While data is live (ie of value to the business or its customers and actively managed), law enforcement agencies and regulators should be routed to the organisation's security team, who will help them find what they want. They should not merely be given copies of files which they cannot access or understand without the expert advice they rarely have. In an ideal world that means that the security team are themselves accredited by law enforcement, work to common standards and are capable of full participation in a two-way cooperation. To this end IMIS is an active participant in the EURIM - IPPR (Institute for Public Policy Research) e-crime study.
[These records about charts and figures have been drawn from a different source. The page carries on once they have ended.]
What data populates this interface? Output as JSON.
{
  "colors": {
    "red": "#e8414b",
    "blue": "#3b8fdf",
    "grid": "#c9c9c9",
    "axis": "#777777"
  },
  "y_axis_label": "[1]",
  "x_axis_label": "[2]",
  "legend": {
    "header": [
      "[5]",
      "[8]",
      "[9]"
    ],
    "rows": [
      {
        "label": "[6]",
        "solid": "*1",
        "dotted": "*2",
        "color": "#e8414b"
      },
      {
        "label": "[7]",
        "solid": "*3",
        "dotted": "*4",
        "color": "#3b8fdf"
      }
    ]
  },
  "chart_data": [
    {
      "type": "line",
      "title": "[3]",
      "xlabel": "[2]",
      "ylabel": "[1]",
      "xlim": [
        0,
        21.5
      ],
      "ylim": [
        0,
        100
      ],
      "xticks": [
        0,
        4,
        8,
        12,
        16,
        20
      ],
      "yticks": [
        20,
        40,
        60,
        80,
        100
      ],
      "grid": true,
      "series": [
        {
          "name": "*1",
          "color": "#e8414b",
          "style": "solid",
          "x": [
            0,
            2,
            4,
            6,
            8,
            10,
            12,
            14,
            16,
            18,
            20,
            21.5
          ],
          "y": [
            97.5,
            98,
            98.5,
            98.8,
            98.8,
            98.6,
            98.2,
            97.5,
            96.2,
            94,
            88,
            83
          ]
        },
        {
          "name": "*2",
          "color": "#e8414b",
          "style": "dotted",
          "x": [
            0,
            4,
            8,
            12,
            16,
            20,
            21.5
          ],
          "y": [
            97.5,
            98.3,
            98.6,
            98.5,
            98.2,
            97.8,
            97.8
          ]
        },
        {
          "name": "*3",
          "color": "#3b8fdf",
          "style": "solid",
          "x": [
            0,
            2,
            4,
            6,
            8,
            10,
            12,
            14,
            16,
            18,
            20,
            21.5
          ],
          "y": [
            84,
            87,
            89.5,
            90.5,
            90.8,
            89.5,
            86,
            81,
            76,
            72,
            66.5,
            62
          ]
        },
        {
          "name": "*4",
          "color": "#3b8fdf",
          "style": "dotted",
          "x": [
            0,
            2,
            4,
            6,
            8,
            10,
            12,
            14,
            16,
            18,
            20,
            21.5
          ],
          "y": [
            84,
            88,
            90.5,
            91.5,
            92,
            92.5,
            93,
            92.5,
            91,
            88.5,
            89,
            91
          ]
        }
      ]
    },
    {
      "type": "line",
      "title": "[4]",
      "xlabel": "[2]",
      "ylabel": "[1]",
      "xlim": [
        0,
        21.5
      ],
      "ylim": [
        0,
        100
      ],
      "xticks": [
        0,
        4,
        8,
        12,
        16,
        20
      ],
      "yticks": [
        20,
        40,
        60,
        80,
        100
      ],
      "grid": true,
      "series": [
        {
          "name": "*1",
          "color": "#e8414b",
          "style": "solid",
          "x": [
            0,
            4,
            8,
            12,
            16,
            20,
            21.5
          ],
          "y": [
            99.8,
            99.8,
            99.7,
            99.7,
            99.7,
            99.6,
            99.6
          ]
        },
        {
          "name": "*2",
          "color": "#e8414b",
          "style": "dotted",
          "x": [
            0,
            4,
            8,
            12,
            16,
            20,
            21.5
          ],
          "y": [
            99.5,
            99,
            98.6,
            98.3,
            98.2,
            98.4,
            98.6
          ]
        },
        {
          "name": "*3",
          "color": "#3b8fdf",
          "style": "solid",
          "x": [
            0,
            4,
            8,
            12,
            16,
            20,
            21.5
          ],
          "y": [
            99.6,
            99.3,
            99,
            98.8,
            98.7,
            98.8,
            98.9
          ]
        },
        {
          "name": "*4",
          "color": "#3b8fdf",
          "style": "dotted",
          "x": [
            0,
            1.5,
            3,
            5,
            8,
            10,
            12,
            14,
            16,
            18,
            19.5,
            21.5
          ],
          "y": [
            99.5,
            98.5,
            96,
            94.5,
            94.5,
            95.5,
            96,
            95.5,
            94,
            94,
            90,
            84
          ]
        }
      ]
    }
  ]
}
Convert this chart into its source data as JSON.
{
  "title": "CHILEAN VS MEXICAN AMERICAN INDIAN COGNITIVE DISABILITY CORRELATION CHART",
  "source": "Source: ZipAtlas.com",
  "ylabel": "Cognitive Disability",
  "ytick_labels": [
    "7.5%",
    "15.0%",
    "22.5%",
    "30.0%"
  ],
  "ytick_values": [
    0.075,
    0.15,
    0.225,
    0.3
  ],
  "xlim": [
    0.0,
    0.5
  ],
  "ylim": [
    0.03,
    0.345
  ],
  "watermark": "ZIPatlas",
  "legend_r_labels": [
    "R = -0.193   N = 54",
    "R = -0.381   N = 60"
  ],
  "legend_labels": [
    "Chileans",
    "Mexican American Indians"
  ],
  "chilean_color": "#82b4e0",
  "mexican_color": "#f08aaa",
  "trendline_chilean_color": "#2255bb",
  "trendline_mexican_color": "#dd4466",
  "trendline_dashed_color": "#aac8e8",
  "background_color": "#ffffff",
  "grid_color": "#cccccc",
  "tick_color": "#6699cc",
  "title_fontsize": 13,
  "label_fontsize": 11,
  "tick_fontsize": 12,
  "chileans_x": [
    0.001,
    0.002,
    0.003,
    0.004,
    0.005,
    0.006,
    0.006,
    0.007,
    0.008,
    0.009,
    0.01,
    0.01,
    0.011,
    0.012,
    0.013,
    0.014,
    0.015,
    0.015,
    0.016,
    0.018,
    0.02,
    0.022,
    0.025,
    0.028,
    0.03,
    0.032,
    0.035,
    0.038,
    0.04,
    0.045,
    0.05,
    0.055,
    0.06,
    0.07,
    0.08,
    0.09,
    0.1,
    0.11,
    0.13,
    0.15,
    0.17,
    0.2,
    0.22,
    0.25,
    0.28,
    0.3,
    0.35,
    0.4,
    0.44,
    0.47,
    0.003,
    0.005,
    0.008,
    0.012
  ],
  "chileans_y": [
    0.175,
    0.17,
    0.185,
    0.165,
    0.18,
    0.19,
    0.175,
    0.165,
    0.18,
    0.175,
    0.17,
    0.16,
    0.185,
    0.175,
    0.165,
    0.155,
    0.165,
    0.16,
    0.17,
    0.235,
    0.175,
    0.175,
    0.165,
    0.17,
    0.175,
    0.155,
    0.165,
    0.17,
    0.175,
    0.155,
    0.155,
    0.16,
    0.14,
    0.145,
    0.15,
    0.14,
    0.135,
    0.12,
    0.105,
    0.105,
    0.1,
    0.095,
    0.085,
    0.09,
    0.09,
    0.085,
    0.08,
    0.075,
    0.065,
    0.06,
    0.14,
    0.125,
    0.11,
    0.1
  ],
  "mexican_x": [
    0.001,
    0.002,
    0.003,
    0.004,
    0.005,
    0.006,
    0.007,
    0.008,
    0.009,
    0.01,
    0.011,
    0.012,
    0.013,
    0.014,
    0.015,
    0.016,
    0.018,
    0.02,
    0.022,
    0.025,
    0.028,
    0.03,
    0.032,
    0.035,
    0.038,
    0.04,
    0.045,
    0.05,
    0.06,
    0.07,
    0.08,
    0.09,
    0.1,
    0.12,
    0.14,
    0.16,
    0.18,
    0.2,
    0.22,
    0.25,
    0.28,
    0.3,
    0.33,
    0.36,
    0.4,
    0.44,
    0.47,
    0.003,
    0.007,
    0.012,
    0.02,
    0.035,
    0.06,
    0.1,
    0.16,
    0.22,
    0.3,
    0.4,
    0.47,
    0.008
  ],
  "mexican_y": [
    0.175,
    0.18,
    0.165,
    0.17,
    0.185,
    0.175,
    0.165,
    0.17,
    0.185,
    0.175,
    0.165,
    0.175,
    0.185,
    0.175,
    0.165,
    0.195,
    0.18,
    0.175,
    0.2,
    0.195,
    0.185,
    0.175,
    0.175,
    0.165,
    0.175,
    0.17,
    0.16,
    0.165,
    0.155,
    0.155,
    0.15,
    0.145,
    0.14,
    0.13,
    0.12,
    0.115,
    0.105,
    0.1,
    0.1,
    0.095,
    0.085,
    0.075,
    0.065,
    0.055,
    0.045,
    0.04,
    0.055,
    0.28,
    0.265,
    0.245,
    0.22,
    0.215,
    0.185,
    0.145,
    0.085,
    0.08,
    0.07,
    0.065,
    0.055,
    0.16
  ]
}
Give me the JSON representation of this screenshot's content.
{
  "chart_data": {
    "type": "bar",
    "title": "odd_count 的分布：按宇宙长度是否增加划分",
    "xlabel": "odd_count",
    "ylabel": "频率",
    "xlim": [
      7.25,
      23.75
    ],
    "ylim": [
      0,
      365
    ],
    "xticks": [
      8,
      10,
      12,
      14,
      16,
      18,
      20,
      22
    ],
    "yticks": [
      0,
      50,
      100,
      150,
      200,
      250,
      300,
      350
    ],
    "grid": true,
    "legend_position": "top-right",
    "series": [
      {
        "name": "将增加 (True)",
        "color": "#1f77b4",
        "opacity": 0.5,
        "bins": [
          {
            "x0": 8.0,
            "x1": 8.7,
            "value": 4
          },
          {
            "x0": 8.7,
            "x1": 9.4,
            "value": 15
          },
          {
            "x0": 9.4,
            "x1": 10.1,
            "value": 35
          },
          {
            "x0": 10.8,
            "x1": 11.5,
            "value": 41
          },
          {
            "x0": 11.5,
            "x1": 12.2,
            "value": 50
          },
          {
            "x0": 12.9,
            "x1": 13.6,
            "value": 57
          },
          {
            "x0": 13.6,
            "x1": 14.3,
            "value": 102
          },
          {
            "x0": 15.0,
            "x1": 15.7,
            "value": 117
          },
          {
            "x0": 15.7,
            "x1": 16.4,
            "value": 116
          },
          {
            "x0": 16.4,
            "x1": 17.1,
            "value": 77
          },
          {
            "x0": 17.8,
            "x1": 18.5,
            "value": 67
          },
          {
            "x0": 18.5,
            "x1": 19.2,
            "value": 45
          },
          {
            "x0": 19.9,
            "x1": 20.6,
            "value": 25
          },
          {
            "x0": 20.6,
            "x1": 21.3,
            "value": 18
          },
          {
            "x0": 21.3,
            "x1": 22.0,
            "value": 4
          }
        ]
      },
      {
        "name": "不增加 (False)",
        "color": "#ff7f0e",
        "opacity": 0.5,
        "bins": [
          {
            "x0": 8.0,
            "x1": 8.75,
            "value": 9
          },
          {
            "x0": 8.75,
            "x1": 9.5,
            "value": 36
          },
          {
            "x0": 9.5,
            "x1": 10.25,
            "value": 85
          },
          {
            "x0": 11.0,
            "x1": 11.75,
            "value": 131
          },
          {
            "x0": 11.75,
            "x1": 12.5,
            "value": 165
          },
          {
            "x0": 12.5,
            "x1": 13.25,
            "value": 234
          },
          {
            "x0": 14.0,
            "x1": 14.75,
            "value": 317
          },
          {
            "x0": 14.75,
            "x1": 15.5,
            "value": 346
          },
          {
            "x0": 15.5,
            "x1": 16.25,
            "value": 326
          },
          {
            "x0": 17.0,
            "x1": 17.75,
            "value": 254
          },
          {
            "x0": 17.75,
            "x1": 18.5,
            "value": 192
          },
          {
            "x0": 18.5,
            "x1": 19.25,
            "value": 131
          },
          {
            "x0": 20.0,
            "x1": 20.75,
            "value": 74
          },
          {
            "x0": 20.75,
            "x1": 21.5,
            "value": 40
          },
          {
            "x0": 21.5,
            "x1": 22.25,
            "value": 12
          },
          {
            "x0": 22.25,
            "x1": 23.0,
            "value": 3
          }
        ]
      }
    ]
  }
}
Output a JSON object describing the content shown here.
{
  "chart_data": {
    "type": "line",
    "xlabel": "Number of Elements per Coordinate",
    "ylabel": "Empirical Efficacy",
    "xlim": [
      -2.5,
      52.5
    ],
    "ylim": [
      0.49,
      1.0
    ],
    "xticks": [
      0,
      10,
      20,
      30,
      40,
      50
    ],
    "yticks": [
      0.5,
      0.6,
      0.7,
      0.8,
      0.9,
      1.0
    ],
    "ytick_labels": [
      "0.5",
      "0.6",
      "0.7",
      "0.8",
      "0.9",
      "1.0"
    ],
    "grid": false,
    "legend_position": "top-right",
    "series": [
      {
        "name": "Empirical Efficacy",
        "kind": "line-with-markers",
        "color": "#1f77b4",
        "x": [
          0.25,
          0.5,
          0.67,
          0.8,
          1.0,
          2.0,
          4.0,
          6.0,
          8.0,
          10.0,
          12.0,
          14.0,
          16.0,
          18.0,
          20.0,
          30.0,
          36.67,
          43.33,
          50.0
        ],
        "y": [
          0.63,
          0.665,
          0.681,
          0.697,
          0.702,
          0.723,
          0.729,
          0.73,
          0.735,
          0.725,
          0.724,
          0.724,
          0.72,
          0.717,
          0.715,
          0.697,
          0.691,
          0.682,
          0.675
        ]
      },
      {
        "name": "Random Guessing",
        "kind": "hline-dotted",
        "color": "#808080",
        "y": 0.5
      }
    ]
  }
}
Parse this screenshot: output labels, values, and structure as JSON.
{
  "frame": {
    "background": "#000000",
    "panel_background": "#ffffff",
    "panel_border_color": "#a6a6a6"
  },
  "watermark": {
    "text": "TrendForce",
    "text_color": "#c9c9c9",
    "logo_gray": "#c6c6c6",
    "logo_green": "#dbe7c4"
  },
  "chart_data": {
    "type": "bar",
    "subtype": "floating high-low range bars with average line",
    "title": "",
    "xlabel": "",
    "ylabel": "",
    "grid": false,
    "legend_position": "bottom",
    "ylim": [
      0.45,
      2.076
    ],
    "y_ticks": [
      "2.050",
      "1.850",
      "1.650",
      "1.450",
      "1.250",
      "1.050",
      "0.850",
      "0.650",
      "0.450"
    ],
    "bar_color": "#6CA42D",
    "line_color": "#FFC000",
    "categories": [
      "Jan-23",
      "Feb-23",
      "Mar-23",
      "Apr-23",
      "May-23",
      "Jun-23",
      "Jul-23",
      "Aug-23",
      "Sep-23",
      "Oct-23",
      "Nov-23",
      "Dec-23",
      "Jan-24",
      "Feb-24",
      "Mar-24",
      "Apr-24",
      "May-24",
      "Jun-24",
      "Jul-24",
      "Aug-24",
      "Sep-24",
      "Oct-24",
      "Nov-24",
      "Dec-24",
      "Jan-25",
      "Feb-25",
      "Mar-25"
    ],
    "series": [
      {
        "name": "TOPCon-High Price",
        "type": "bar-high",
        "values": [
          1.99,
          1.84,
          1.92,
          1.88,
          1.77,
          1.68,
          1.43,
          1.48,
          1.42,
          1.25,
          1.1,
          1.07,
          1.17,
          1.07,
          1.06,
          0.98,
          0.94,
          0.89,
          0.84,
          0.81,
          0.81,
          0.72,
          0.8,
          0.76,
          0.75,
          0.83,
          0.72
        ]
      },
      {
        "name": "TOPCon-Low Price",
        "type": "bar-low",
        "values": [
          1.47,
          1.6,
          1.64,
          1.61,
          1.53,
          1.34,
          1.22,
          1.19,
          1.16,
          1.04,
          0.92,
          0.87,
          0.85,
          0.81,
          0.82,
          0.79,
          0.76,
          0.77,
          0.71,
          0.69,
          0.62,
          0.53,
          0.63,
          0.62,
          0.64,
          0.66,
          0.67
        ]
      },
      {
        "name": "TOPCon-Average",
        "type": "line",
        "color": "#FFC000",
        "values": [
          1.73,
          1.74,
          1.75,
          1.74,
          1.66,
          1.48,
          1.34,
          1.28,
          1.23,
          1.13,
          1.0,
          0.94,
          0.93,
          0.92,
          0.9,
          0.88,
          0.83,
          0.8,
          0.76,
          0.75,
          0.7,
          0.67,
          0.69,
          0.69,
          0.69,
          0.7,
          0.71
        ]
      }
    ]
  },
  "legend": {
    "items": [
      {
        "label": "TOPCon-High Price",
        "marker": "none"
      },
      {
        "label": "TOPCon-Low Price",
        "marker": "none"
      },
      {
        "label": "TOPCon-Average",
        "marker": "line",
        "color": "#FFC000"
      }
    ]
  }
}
But until then we have a problem. The main beneficiaries of current government and regulatory approaches, even more than the computer storage and archive suppliers, have been the owners of disused mine shafts and railway tunnels.

With a steel door and guard service, an industrial left-over becomes a revenue earning data storage vault.

- Ian Rickwood is chief executive, Institute for the Management of Information Systems (IMIS), Tel: 0700 00 23456, E-mail : ian.rickwood@imis.orguk


PricewaterhouseCoopers' 2005 global CEO survey looked at how CEOs view governance, risk management and compliance (GRC).

- Very few CEOs (7%) view GRC as related solely to laws and regulations, and a majority (54%) consider GRC to be an integrated set of concepts and practices. Yet, only 25% state that they are managing GRC effectively.
- While a majority of CEOs are very confident that their organisations can respond to GRC matters related to domestic laws and regulations (68%) and to internal policies and procedures in domestic business units (57%), only 26% are very confident that their organisations can respond to similar matters related to foreign laws and regulations and only 24% to matters related to internal policies and procedures in foreign business units.
- The CEOs indicate that, in varying stages of development, eight significant elements of effective GRC are in place at their organisations. However, when asked about full development of these elements, responses ranged from a high of only 53% to a low of 22%.
- In high numbers, the CEOs credit GRC with having a major, positive effect on legal liabilities (64%) and on reputation and brand (56%). However, they perceive other benefits less clearly.
- While many CEOs say that they adequately address stakeholders' concerns that are based on clear-cut legal requirements, fewer feel the same level of comfort with other constituents, whose expectations are more ambiguous.
- Fifty-eight percent of the CEOs indicate that GRC expenditures are primarily an investment; 38% view them as a cost. Only 17% of all CEOs state that they can very accurately measure GRC costs.
- The 25%of CEOs who state that they are managing GRC effectively have an advantage over their peers in perceiving GRC benefits and in responding to stakeholders' GRC concerns. Advantages are also evident when the organisation and collection of GRC information are fully automated.


IMIS has been conducting a survey into the effectiveness of corporate policies and the current cost of compliance in the UK.

Although legislation currently only affects organisations in the UK in a relatively limited way, corporate governance legislation is set to become the norm in Europe within the next few years. The IMIS survey aims to show how organisations view the value of policies, show how they are implemented and managed, and how organisations view the importance of compliance.